= Checa (Spanish Civil War) =

Secret police during the 1936 Spanish Revolution

The checas were unofficial parapolice units which committed arbitrary arrests and detentions, torture, unfair trials and executions, as part of the Red Terror during the Spanish Civil War. The term "checa" was first used by anarcho-syndicalists to denounce prisoner abuse, but was later adopted by the Francoist dictatorship to describe the Provincial Committee of Public Inquiry (CPIP), a parapolice agency established by the Republicans during the early months of the war.

==Etymology and orthography==
The checas were named after the All-Russian Extraordinary Commission (VChK), commonly known as the cheka, the Bolshevik secret police which carried out the Red Terror during the Russian Civil War. The hispanicised term "checa" later gained use to refer in kind to the parapolice units who carried out the Red Terror during the Spanish Civil War. Although revolutionary tribunals established in Madrid in 1936 were not deliberately modelled on the Russian chekas, and notably differed in their methods of execution, the two both carried out arbitrary arrests and detentions, torture and unfair trials.
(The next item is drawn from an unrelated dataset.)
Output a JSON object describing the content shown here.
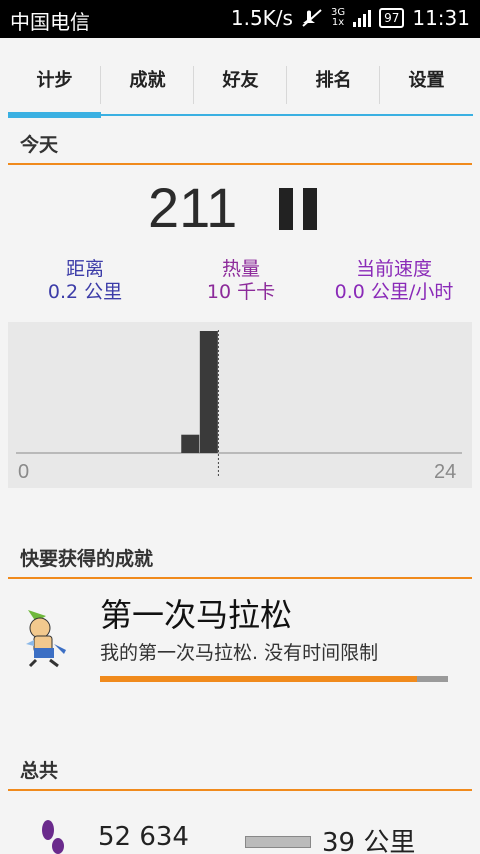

During the terror, the term "checa" was rarely used by Republicans themselves. It first came into use in the spring of 1937, when anarcho-syndicalists used the term to denounce the conduct of José Cazorla, the police chief of the Madrid Defence Council. After the arrest of CNT member Antonio Verardini, the anarchist newspaper Castilla Libre proclaimed that Cazorla had brought Madrid under the terror of a criminal gang, which it referred to as a checa. In May 1937, as reports about the mistreatment of prisoners surfaced, the Madrid branch of the CNT denounced the "Atocha checa", while the new justice minister Manuel de Irujo pledged to put a stop to prisoner abuse.

The term "checa" later gained use among the victorious Nationalist faction and its secret police. The Causa General generally labelled socialist circles within the CPIP as "checas". It described a police station in Buenavista as a "checa", due to the killings that took place there in the winter of 1936 and 1937, while it was under the control of former members of the dissolved CPIP. It also labelled a police squad led by socialist party member David Vázquez Valdovinos as the "Fuencarral checa", although there was no evidence it carried out executions. In 1943, the Causa General claimed to have identified at least 226 checas who had participated in the Red Terror in Madrid. The term later gained use by right-wing revisionist historians such as César Vidal, who used it to portray organised state terrorism following the model of Stalinism.

==History==
In the days that followed the outbreak of the Spanish Civil War, various left-wing political parties in Madrid established their own private police units, which came to be known as checas, to identify and kill suspected fascists. Although they sometimes consulted with each other, these checas were largely independent, responsible only to their own party. They established kangaroo courts to sentence accused fascists to the death penalty, which would be carried out by "special brigades" of ex-criminals. They used the euphemism "dar un paseo" (to go for a ride) to refer to their execution. With permission from the Madrid authorities, the socialist Agapito García Atadell established his own "brigade of criminal investigation" in Castellana and used the archives of the Ministry of the Interior to track down right-wing party members. Most of those who the checas killed were rank-and-file party members, while party leaders themselves were imprisoned.

Public order was eventually restored in the Republican zone, with the Provincial Committee of Public Inquiry (CPIP) being dissolved in November 1936. Santiago Carrillo said his first act as the head of public order on the Madrid Defence Council was to "get rid of those they later called the checas", which he himself called "parallel police". Some checa organisers later took positions of authority within the official Republican police force.